- The Food and Drug Administration issued a Complete Response Letter to Regeneron Pharmaceuticals over its pre-filled syringe for the company's eye drug treatment Eylea, the company disclosed Thursday.
- The U.S. regulator asked for more information on manufacturing and supply, along with a completed usability study. Regeneron said it aims to resubmit the Prior-Approval Supplement in early 2019, keeping it in line for a launch sometime next year.
- The company also rolled out Phase 3 results for Eylea in non-proliferative diabetic retinopathy. Eylea injections improved diabetic retinopathy, reduced vision-threatening complications and cut the development of center-involved diabetic macular edema. The Prescription Drug User Fee Act date for Eylea's supplemental application in diabetic retinopathy is May 13, 2019.

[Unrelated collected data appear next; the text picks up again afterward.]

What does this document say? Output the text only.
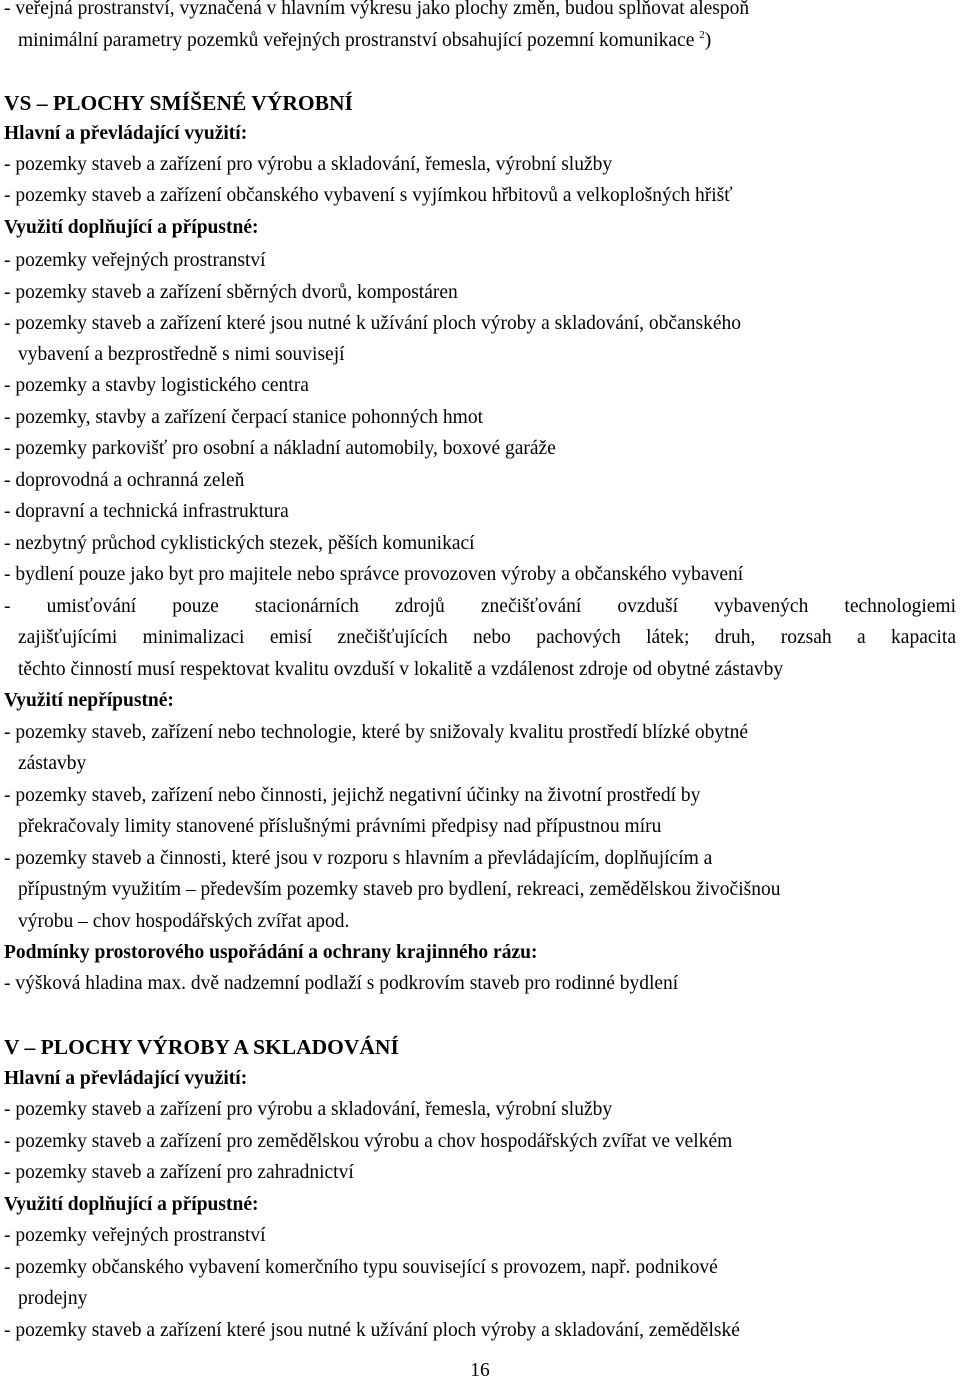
- veřejná prostranství, vyznačená v hlavním výkresu jako plochy změn, budou splňovat alespoň
minimální parametry pozemků veřejných prostranství obsahující pozemní komunikace $^2$)
VS – PLOCHY SMÍŠENÉ VÝROBNÍ
Hlavní a převládající využití:
- pozemky staveb a zařízení pro výrobu a skladování, řemesla, výrobní služby
- pozemky staveb a zařízení občanského vybavení s vyjímkou hřbitovů a velkoplošných hřišť
Využití doplňující a přípustné:
- pozemky veřejných prostranství
- pozemky staveb a zařízení sběrných dvorů, kompostáren
- pozemky staveb a zařízení které jsou nutné k užívání ploch výroby a skladování, občanského
vybavení a bezprostředně s nimi souvisejí
- pozemky a stavby logistického centra
- pozemky, stavby a zařízení čerpací stanice pohonných hmot
- pozemky parkovišť pro osobní a nákladní automobily, boxové garáže
- doprovodná a ochranná zeleň
- dopravní a technická infrastruktura
- nezbytný průchod cyklistických stezek, pěších komunikací
- bydlení pouze jako byt pro majitele nebo správce provozoven výroby a občanského vybavení
- umisťování pouze stacionárních zdrojů znečišťování ovzduší vybavených technologiemi
zajišťujícími minimalizaci emisí znečišťujících nebo pachových látek; druh, rozsah a kapacita
těchto činností musí respektovat kvalitu ovzduší v lokalitě a vzdálenost zdroje od obytné zástavby
Využití nepřípustné:
- pozemky staveb, zařízení nebo technologie, které by snižovaly kvalitu prostředí blízké obytné
zástavby
- pozemky staveb, zařízení nebo činnosti, jejichž negativní účinky na životní prostředí by
překračovaly limity stanovené příslušnými právními předpisy nad přípustnou míru
- pozemky staveb a činnosti, které jsou v rozporu s hlavním a převládajícím, doplňujícím a
přípustným využitím – především pozemky staveb pro bydlení, rekreaci, zemědělskou živočišnou
výrobu – chov hospodářských zvířat apod.
Podmínky prostorového uspořádání a ochrany krajinného rázu:
- výšková hladina max. dvě nadzemní podlaží s podkrovím staveb pro rodinné bydlení
V – PLOCHY VÝROBY A SKLADOVÁNÍ
Hlavní a převládající využití:
- pozemky staveb a zařízení pro výrobu a skladování, řemesla, výrobní služby
- pozemky staveb a zařízení pro zemědělskou výrobu a chov hospodářských zvířat ve velkém
- pozemky staveb a zařízení pro zahradnictví
Využití doplňující a přípustné:
- pozemky veřejných prostranství
- pozemky občanského vybavení komerčního typu související s provozem, např. podnikové
prodejny
- pozemky staveb a zařízení které jsou nutné k užívání ploch výroby a skladování, zemědělské
16
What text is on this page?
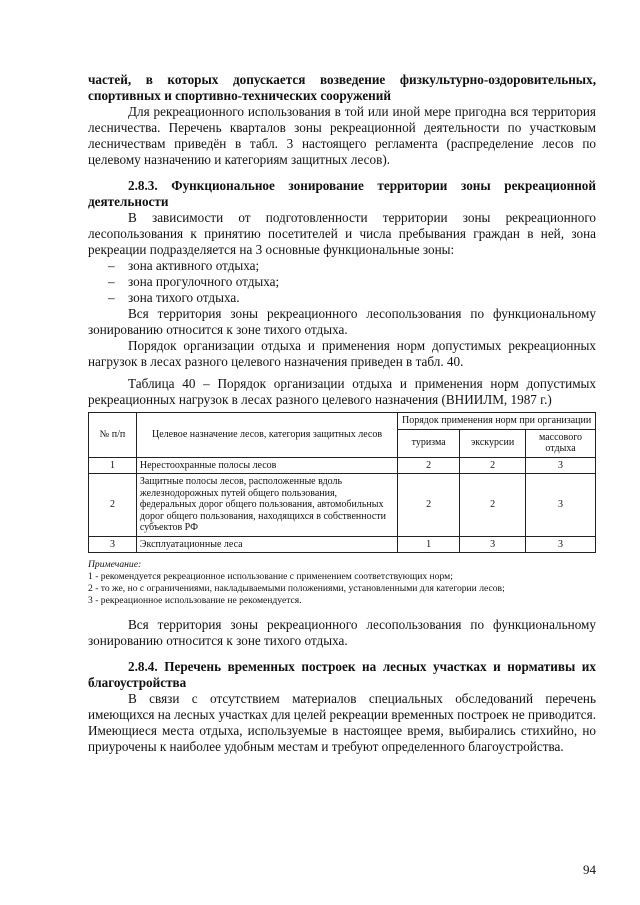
частей, в которых допускается возведение физкультурно-оздоровительных, спортивных и спортивно-технических сооружений

Для рекреационного использования в той или иной мере пригодна вся территория лесничества. Перечень кварталов зоны рекреационной деятельности по участковым лесничествам приведён в табл. 3 настоящего регламента (распределение лесов по целевому назначению и категориям защитных лесов).

2.8.3. Функциональное зонирование территории зоны рекреационной деятельности

В зависимости от подготовленности территории зоны рекреационного лесопользования к принятию посетителей и числа пребывания граждан в ней, зона рекреации подразделяется на 3 основные функциональные зоны:

– зона активного отдыха;
– зона прогулочного отдыха;
– зона тихого отдыха.

Вся территория зоны рекреационного лесопользования по функциональному зонированию относится к зоне тихого отдыха.

Порядок организации отдыха и применения норм допустимых рекреационных нагрузок в лесах разного целевого назначения приведен в табл. 40.

Таблица 40 – Порядок организации отдыха и применения норм допустимых рекреационных нагрузок в лесах разного целевого назначения (ВНИИЛМ, 1987 г.)

№ п/п	Целевое назначение лесов, категория защитных лесов	Порядок применения норм при организации		
		туризма	экскурсии	массового отдыха
1	Нерестоохранные полосы лесов	2	2	3
2	Защитные полосы лесов, расположенные вдоль железнодорожных путей общего пользования, федеральных дорог общего пользования, автомобильных дорог общего пользования, находящихся в собственности субъектов РФ	2	2	3
3	Эксплуатационные леса	1	3	3
Примечание:
1 - рекомендуется рекреационное использование с применением соответствующих норм;
2 - то же, но с ограничениями, накладываемыми положениями, установленными для категории лесов;
3 - рекреационное использование не рекомендуется.

Вся территория зоны рекреационного лесопользования по функциональному зонированию относится к зоне тихого отдыха.

2.8.4. Перечень временных построек на лесных участках и нормативы их благоустройства

В связи с отсутствием материалов специальных обследований перечень имеющихся на лесных участках для целей рекреации временных построек не приводится. Имеющиеся места отдыха, используемые в настоящее время, выбирались стихийно, но приурочены к наиболее удобным местам и требуют определенного благоустройства.

94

Eylea (aflibercept), a vascular endothelial growth factor inhibitor, is already approved for the treatment of wet age-related macular degeneration, macular edema caused by diabetes or retinal vein occlusion and diabetic retinopathy in patients with diabetic macular degeneration.
Regeneron has submitted a supplemental biologics license application for the treatment of diabetic retinopathy, based on the results of the Phase 3 PANORAMA trial, and this will broaden the drug's market across more patients with type 2 diabetes at risk of severe vision loss.

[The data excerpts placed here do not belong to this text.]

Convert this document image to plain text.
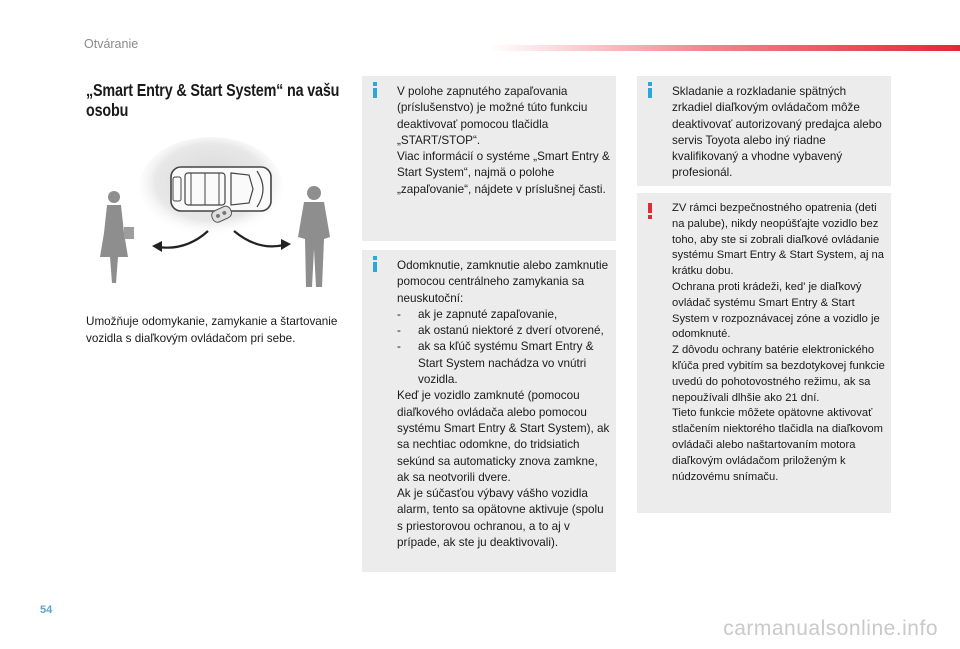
Otváranie
„Smart Entry & Start System“ na vašu osobu
Umožňuje odomykanie, zamykanie a štartovanie vozidla s diaľkovým ovládačom pri sebe.
V polohe zapnutého zapaľovania (príslušenstvo) je možné túto funkciu deaktivovať pomocou tlačidla „START/STOP“.
Viac informácií o systéme „Smart Entry & Start System“, najmä o polohe „zapaľovanie“, nájdete v príslušnej časti.

Odomknutie, zamknutie alebo zamknutie pomocou centrálneho zamykania sa neuskutoční:

- ak je zapnuté zapaľovanie,
- ak ostanú niektoré z dverí otvorené,
- ak sa kľúč systému Smart Entry & Start System nachádza vo vnútri vozidla.

Keď je vozidlo zamknuté (pomocou diaľkového ovládača alebo pomocou systému Smart Entry & Start System), ak sa nechtiac odomkne, do tridsiatich sekúnd sa automaticky znova zamkne, ak sa neotvorili dvere.
Ak je súčasťou výbavy vášho vozidla alarm, tento sa opätovne aktivuje (spolu s priestorovou ochranou, a to aj v prípade, ak ste ju deaktivovali).

Skladanie a rozkladanie spätných zrkadiel diaľkovým ovládačom môže deaktivovať autorizovaný predajca alebo servis Toyota alebo iný riadne kvalifikovaný a vhodne vybavený profesionál.
ZV rámci bezpečnostného opatrenia (deti na palube), nikdy neopúšťajte vozidlo bez toho, aby ste si zobrali diaľkové ovládanie systému Smart Entry & Start System, aj na krátku dobu.
Ochrana proti krádeži, ked' je diaľkový ovládač systému Smart Entry & Start System v rozpoznávacej zóne a vozidlo je odomknuté.
Z dôvodu ochrany batérie elektronického kľúča pred vybitím sa bezdotykovej funkcie uvedú do pohotovostného režimu, ak sa nepoužívali dlhšie ako 21 dní.
Tieto funkcie môžete opätovne aktivovať stlačením niektorého tlačidla na diaľkovom ovládači alebo naštartovaním motora diaľkovým ovládačom priloženým k núdzovému snímaču.
54
carmanualsonline.info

The FDA's rejection on the syringe, which related to manufacturing of the pre-filled syringes, isn't the first that Regeneron has received for Eylea. In August this year, it picked up a Complete Response Letter for the indication of wet AMD, relating to "ongoing labeling discussions", which was resolved within a few days.
As this one required the completion of a study, it is likely to take longer, but the company is still confident of a launch next year. Any delays could be a challenge in Regeneron's battle against Roche's Lucentis (ranibizumab) though. Roche has already secured U.S. approval of pre-filled syringe options for all of Lucentis' current indications, helping its effort to boost market share.
Regeneron's head of commercial, Marion McCourt, noted a pre-filled syringe "will be helpful to physicians" in a second quarter earnings call. McCourt said Eylea has taken about 20 market share points from its competitors as it has grown.
Diabetic retinopathy affects roughly eight million people. While it may start without symptoms, it can progress to proliferative diabetic retinopathy and cause severe sight loss.
Correction: A previous version of this article mischaracterized the status of Roche's development work involving Lucentis pre-filled syringe options, which are already approved.